We opened our new service at The Hive in July 2012. I will never forget the sheer joy of being in the building that day. It was the proudest moment of my career. It was wonderful to be working with such amazing individuals from WAAS, University and City Libraries and The Hub.
However, the fallout from the financial crash of 2010 was getting harder and, like all government funded organisations, the County Council had to reduce its spending year on year. The Archive team, using the opportunities presented by The Hive, their professional knowledge, and a refusal to be daunted, developed and delivered greatly increased streams of grant and commercial income.
The grant funded programme led by Adrian increased time for cataloguing, reducing the backlog and so making resources easier to access. Lisa led the development of our front of house and commercial services including the online query system. Paul developed the Learning and Outreach team which became largely self-funded and expanded its remit to cover archive and archaeological projects in The Hive and in the County. Lisa and I developed the new website to promote and sell all our existing and new services.
In November 2013 we became one of first fourteen UK Archive Services to be accredited under the new Archive Service Accreditation Scheme. It was particularly good to hear the feedback from the assessors who were impressed by “the innovative approach of the archive service at The Hive and the speed of service transformation in recent years” .
This would not have been possible without the hard work, dedication and imagination of my colleagues who embraced opportunities and challenges to created such an innovative but robust service.
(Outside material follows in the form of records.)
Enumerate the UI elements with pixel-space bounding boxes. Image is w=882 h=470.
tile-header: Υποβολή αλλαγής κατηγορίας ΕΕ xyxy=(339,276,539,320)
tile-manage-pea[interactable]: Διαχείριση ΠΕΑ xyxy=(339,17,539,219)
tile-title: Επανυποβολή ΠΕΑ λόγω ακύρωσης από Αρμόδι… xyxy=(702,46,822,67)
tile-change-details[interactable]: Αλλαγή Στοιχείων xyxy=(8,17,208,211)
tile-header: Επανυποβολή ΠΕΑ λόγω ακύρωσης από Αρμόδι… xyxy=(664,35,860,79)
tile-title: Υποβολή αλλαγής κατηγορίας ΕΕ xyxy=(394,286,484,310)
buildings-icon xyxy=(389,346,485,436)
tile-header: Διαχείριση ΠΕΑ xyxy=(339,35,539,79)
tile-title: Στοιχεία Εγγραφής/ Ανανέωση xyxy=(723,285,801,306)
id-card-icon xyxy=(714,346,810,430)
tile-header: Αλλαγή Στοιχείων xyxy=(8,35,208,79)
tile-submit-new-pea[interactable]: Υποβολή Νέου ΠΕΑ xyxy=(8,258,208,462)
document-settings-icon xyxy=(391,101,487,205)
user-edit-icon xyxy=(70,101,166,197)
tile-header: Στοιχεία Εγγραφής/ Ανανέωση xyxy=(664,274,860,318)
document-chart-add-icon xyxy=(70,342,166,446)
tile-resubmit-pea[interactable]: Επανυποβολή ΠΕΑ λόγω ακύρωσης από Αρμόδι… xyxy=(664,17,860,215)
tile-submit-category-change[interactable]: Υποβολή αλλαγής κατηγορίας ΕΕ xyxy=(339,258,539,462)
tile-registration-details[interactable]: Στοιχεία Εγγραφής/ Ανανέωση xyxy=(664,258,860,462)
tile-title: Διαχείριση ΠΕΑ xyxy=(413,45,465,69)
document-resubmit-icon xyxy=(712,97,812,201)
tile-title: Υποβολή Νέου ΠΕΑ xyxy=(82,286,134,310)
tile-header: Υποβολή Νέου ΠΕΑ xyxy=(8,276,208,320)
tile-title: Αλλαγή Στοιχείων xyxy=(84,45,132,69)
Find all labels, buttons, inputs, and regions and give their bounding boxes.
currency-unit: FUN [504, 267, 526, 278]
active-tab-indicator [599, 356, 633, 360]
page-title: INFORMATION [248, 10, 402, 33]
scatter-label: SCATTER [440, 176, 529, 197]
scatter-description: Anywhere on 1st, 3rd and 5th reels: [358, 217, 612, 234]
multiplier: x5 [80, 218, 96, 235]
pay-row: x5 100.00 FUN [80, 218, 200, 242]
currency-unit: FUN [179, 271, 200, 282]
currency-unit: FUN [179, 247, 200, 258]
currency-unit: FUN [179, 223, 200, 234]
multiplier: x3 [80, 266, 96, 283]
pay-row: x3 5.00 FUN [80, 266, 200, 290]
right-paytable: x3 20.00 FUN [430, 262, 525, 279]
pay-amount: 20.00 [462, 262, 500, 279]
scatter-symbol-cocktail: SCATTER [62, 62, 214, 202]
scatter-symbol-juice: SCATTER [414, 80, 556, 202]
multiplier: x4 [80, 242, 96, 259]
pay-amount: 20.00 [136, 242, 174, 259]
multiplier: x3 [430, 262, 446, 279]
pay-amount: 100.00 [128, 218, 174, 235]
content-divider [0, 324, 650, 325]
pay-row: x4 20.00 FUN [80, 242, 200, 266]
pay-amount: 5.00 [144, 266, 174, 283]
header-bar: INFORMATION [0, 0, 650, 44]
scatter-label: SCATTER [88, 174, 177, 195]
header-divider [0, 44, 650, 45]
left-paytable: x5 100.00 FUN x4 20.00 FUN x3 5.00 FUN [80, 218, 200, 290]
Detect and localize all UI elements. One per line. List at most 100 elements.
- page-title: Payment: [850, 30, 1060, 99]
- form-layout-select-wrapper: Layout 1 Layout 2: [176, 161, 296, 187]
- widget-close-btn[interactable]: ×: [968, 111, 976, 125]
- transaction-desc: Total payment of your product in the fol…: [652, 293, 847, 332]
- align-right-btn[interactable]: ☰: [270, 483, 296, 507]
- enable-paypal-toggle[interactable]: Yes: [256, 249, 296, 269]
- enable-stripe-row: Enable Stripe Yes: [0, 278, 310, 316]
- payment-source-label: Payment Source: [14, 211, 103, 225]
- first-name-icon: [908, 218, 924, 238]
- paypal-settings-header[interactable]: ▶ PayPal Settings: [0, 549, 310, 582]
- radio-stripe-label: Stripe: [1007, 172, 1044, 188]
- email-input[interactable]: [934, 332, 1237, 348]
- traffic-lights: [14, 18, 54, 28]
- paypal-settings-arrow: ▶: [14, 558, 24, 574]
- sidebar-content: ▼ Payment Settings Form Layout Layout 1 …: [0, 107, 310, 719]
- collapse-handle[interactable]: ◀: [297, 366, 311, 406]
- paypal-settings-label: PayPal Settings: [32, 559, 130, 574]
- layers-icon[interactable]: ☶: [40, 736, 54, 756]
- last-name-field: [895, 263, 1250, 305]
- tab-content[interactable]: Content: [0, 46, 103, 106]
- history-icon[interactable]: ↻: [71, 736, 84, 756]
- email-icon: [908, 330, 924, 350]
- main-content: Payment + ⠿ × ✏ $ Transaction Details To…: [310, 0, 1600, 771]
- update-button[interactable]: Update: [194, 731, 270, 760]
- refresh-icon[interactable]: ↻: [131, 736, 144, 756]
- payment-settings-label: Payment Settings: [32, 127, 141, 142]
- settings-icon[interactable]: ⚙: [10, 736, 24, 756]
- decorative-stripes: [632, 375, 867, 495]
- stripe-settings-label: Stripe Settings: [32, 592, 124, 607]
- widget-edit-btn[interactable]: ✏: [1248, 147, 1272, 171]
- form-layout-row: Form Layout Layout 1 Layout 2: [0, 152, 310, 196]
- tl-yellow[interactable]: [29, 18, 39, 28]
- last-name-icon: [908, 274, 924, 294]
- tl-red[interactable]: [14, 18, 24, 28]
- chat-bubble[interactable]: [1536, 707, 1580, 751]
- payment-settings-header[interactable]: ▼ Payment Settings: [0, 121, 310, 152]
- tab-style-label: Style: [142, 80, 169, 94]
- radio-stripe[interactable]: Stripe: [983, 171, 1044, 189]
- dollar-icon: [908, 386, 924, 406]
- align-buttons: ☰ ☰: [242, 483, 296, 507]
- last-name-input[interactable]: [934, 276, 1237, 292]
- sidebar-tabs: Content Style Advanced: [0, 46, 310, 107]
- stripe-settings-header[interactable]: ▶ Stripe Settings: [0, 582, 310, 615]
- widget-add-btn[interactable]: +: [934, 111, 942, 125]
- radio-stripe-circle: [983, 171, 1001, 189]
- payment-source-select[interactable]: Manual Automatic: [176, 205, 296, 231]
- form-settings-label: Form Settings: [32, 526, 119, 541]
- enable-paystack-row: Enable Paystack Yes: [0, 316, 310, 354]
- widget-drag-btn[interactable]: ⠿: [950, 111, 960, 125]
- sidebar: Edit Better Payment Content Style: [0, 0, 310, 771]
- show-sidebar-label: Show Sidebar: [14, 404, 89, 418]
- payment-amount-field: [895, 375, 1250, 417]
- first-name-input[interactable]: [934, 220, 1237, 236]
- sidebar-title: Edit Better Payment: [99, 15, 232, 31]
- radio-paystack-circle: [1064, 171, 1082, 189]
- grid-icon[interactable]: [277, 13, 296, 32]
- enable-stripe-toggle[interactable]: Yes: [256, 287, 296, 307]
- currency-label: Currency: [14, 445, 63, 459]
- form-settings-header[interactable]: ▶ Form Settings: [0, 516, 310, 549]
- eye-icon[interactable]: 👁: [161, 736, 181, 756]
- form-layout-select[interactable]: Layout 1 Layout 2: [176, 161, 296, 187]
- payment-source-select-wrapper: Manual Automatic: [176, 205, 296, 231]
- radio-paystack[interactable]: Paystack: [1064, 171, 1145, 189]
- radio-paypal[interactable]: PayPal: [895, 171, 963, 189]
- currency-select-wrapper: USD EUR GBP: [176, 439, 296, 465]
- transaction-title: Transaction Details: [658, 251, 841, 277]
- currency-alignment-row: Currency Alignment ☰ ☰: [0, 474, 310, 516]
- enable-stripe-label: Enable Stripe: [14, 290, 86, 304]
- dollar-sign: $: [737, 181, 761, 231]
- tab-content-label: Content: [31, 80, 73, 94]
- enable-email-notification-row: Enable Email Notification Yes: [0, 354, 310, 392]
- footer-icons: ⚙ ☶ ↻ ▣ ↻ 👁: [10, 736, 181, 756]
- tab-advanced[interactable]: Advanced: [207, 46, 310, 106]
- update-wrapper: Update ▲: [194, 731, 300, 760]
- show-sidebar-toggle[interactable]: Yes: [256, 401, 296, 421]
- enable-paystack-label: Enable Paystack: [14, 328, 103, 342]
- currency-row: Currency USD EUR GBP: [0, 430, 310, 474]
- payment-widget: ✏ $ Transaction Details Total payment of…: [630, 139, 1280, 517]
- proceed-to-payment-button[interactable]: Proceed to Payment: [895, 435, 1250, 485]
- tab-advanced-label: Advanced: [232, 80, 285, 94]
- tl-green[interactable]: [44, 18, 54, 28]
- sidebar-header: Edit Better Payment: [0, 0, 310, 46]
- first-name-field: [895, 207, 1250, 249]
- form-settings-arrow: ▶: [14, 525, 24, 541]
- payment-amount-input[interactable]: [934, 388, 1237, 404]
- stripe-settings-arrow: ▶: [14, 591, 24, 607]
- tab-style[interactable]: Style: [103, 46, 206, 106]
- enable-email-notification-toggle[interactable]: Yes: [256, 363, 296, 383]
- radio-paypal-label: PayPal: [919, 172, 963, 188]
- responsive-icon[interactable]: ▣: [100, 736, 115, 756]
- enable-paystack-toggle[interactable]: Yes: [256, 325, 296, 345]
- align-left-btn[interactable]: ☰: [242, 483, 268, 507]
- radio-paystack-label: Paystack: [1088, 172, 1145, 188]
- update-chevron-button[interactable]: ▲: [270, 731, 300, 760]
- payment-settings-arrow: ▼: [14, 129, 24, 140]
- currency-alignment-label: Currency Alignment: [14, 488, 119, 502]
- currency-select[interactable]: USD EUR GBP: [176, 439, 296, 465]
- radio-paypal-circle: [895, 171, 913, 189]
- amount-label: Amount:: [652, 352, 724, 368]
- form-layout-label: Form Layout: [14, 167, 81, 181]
This was recognised again in May 2017 when were voted the Archives and Records Association Record-Keeping Service of the Year. “Worcestershire Archive and Archaeology Service was the clear winner of this year’s Record-keeping Service of the Year award. It is not alone, of course, in having committed, professional staff in the local government sector that are determined to maintain a quality service to the wider community in the county despite acute financial pressures. But its range and depth of activities and success in placing itself at the heart of the culture life of Worcestershire are just two reasons that make the Service special”
I retired in August 2019 and it has been a fantastic opportunity for me in the last job of my career to have been the manager of such a committed, innovative and fun group of archive (and archaeological) staff. A massive thanks to all the colleagues past and present who made a difficult time much easier and a particular thanks to members of the Committee of the Friends of Worcestershire Archives for their constant support, friendship and encouragement throughout my time as Manager of WAAS.
The new Library & History Centre, named the Hive, opened in July 2012. Prior to building our archaeologists carried out an archaeological dig as part of the usually planning process, as they would in advance of many development. In this case it was extra special as it was going to be our home! We also included a community dig as part of this, so lots of people came and had a go at digging under supervision, numerous school children came on visits and hundreds came to open days and dropped in to watch progress. The report is now on our website.